In the last moments of Constantine, Papa Midnite tries to claim a bounty on John’s head placed by the Brujería. Turns out, it was Manny who placed the bounty and reveals himself to be at the head of the Brujería. But Manny declares the hunt for John off and that he’s “off limits” for now.
The greatest trick the devil ever pulled was convincing the world he did not exist, but how about convincing the world he’s an angel?
It is unknown what Manny’s true intentions were, if he really was an angel or the Devil himself, and why he wanted to kill John Constantine in the first place. Constantine was not picked up by NBC for a second season, and efforts to shop the series to other networks like Netflix, Hulu, or NBC Universal network Syfy proved fruitless.
But John Constantine will return in Arrow. The producers have confirmed that Constantine will have a hand in resurrecting Sara Lance, who will go on to fight as the White Canary in the upcoming Legends of Tomorrow crossover.

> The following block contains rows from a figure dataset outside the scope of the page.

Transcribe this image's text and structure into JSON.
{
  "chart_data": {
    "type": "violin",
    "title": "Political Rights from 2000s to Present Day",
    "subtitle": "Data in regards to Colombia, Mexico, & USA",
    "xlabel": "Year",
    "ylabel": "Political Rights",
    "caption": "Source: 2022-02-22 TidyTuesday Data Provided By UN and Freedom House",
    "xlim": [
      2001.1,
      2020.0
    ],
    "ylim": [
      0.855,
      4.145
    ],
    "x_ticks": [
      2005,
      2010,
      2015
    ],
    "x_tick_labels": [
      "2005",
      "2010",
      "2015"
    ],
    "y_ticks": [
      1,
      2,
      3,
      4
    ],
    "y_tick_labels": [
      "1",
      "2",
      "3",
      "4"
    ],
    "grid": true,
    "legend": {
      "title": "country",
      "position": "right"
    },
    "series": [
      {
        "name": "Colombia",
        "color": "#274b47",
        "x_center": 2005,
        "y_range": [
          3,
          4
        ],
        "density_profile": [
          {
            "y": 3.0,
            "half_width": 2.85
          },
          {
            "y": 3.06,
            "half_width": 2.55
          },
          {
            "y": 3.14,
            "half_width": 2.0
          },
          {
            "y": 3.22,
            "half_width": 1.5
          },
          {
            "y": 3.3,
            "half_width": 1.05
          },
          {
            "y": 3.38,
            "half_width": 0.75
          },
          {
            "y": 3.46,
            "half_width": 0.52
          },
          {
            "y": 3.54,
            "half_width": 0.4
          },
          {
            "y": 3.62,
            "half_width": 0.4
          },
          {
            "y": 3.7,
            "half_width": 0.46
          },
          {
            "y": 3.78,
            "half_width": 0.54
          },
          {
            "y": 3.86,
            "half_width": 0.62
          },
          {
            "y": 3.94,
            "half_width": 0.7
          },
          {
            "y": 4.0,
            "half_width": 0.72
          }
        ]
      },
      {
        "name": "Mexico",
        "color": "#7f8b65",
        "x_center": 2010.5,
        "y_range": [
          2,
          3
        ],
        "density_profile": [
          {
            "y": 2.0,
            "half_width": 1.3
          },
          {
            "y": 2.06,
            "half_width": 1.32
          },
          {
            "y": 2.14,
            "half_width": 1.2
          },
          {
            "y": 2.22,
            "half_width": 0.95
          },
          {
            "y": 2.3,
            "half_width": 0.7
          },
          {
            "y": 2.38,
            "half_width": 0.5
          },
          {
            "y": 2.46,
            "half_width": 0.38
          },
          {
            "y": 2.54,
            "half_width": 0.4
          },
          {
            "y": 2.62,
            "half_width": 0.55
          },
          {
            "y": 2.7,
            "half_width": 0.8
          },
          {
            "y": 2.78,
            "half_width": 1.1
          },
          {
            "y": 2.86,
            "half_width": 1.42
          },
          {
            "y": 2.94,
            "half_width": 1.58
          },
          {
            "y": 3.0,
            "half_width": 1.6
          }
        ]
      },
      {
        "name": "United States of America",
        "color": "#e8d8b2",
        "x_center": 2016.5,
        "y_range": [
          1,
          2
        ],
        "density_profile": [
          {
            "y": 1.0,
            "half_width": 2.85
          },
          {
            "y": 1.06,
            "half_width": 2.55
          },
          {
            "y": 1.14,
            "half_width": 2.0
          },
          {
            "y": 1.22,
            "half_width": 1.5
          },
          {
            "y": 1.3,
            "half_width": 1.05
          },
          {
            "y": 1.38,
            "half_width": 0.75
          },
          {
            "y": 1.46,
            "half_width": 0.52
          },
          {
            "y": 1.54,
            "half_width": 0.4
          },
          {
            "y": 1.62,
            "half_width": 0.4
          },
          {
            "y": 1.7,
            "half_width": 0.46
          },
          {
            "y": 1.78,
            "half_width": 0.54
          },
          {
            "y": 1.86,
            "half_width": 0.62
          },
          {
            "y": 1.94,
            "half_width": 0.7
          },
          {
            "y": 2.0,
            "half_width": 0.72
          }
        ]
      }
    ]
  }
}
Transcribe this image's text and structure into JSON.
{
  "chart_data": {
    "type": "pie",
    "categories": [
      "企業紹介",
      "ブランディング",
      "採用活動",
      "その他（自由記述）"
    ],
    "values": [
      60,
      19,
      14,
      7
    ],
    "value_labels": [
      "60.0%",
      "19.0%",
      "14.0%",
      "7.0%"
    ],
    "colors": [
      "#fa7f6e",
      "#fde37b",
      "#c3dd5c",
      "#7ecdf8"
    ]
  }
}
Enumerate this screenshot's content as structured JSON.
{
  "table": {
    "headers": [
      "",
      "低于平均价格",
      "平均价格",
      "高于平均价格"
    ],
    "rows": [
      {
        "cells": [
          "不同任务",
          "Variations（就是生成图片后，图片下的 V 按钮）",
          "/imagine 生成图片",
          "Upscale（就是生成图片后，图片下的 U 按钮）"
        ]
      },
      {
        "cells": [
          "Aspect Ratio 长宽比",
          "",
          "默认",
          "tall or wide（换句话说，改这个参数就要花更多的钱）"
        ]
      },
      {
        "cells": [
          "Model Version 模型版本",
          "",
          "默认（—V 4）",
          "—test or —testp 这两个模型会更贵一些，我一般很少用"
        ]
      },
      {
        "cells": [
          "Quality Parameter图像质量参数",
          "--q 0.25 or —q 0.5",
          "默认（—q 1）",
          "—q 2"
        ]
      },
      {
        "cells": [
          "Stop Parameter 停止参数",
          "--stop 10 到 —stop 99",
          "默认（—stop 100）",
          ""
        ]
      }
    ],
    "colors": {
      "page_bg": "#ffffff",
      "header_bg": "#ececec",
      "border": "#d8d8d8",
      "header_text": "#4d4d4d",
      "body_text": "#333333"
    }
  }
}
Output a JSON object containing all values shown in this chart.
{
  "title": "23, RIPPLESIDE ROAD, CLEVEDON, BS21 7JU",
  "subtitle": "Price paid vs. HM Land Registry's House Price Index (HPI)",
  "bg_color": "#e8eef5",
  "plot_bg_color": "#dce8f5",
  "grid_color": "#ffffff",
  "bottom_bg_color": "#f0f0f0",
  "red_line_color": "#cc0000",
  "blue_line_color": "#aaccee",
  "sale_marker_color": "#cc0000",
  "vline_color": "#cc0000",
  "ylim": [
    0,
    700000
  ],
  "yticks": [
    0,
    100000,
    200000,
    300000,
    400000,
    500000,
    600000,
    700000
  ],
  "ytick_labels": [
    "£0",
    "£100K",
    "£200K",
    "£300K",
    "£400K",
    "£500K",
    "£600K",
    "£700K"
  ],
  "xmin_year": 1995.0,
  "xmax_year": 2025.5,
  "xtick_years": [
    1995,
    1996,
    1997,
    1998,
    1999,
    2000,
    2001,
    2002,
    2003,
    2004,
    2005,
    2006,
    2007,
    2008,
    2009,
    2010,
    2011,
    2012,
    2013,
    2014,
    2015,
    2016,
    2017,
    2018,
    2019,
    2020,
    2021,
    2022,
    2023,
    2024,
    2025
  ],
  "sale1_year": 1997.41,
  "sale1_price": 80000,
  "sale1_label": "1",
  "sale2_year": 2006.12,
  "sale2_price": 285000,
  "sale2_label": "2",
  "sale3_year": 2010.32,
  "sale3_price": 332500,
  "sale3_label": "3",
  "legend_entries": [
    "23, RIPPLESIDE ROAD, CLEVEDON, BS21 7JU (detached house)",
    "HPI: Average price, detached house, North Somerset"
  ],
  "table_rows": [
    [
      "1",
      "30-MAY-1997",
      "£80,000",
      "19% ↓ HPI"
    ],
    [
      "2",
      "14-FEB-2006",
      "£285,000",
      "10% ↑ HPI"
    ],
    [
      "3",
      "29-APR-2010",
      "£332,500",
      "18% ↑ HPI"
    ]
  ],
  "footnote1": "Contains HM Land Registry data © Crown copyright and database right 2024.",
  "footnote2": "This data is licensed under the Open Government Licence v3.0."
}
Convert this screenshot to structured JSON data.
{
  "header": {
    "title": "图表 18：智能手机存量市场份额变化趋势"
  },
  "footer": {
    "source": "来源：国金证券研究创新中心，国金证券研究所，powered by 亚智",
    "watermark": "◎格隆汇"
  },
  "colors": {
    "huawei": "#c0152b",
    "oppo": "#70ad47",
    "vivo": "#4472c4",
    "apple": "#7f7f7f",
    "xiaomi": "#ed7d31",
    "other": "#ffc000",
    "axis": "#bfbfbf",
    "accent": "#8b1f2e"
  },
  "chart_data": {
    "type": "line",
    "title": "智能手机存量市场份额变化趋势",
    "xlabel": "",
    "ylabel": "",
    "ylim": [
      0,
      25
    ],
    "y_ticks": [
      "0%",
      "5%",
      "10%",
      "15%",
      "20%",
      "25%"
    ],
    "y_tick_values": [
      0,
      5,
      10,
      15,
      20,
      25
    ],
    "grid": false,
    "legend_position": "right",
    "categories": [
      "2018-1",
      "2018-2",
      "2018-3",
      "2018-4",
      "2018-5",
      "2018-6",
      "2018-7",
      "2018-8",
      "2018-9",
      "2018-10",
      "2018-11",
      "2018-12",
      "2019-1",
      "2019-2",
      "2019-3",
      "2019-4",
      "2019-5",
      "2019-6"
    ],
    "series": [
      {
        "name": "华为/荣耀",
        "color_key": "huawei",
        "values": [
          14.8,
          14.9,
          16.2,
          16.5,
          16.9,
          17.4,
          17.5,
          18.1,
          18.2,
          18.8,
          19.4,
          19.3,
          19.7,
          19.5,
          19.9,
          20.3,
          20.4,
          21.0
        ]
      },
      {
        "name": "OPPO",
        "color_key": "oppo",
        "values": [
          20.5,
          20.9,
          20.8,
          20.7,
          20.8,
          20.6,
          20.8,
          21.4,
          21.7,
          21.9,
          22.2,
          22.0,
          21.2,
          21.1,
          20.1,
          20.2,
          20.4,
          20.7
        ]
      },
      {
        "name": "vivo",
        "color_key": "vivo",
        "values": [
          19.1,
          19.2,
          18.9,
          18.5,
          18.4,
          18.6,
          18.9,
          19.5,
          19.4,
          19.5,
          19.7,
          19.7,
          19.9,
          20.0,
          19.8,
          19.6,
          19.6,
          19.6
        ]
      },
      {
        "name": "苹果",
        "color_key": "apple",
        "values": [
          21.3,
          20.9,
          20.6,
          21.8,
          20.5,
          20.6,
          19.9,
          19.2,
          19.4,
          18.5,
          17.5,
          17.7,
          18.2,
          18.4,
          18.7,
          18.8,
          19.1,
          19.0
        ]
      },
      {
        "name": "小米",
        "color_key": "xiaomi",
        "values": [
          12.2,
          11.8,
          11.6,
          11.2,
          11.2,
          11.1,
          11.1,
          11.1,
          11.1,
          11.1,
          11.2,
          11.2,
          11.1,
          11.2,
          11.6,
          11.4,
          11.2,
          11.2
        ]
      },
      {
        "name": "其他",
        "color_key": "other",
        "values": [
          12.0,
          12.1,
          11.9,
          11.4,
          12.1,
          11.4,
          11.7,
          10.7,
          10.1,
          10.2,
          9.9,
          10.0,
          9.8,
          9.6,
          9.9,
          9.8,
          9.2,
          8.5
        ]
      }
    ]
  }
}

In this week’s episode, “Restoration,” Laurel and Thea will bring Sara’s body to Nanda Parbat, the home of Malcolm Merlyn and the League of Assassins. They are in possession of the mythical Lazarus Pit, an enchanted pool that can bring the dead back to life, but if Constantine is supposed to be involved we can guess that the Pit just won’t work the way they want it to.
It’s unlikely that John will get to resolve any unfinished business, be it with Manny, the Brujería, or Astra and Nergal. (Only Matt Ryan is contracted to guest star.) Arrow isn’t his show, but Constantine’s world is firmly in the DC TV universe now. Hell and damnation exists below Star City’s relentless crime and Central City’s gateway to Earth-2 (Man, the DC Universe is kind of fucked up), and that’s where Constantine will forever dwell.
It’s certainly better than being dead.